Monday, August 20, 2012

‘Just Label It” campaign

While the Food and Drug Administration has seemingly reached the limit for  unbelievable behavior, the company’s decisions continue to astound and appall  consumers and health activists alike. In the agency’s latest decision,  undoubtedly amazing thousands of individuals yet again, the FDA virtually erased  1 million signatures and comments on the ‘Just Label It’ campaign  calling for the labeling of genetically  modified foods.

The ‘Just Label It” campaign has gotten  more signatures than any campaign in history for the labeling of genetically  modified foods. Since October of 2011, the campaign has received over 900,000  signatures, with 55 politicians joining in on the movement. So what’s the  problem here?


Evidently, the FDA counts the amount of signatures not by how many people  signed, but how many different individual letters are brought to it. To the FDA,  even tens of thousands of signatures presented on a single petition are  counted as – you guessed it – a single comment. This is how, despite  over a million supporters being gathered by the petition, the FDA concluded a  count of only 394.
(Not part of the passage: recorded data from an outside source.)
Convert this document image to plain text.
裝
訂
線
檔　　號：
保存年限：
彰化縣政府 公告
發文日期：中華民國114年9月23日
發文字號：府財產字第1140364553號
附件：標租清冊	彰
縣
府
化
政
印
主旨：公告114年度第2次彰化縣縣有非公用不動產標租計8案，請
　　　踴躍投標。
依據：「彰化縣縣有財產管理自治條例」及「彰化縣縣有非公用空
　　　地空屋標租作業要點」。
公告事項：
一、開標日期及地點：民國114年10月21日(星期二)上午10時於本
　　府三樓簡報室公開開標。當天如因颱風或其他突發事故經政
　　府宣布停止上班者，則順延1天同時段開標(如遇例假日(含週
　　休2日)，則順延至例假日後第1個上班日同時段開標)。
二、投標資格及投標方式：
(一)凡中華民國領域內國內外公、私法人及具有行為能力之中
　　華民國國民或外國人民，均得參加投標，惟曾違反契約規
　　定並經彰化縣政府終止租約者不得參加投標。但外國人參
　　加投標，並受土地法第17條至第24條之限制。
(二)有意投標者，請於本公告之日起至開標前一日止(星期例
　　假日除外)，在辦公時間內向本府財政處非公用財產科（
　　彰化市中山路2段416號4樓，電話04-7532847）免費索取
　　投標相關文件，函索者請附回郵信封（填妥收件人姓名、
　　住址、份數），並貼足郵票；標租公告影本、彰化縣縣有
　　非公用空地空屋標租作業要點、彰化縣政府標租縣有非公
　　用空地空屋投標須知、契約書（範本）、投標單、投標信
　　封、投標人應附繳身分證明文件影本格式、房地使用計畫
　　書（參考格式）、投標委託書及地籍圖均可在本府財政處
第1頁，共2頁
“This is an election year and there are more than a million people who say  this is important to them. This is petition has nothing to do with whether or  genetically modified foods are dangerous. We don’t label dangerous foods, we  take them off the shelves. This petition is about a the citizens’ right to know  what they are eating and whether or not these foods represent a novel change.” said Andrew Kimbrell an attorney for the Center for Food Safety, one of the  partner groups on the Just Label It campaign.

The argument as to whether genetically modified foods are dangerous is a  whole discussion on its own, but for the FDA to completely sidestep away from  the labeling of GM foods is completely and utterly irresponsible. Consumers have  every right to know what they are consuming. Needless to say, biotechology giant  Monsanto is against GMO labeling, claiming that it would mislead consumers since  GMOs are ‘perfectly safe’. Of course there is plenty of evidence proving that GMOs  are not completely safe, and how they affect life in the long-term is  questionable to say the least. Either way, there is enough controversy  surrounding the issue which is cause for alarm for millions of people, and  Monsanto’s opinion on GMOs safety is a sorry excuse for not labeling foods as  GM. Is the FDA avoiding such an issue because so  many ties exist between genetically modified makers like Monsanto and the  agency?

The bottom line is that you have the right to know what is in your food, and  what your food IS. Denying that right, whether it be by the essential deletion  of millions of signatures on a petition, or by ignoring the voices of thousands  of people on the street, is taking power away from the people.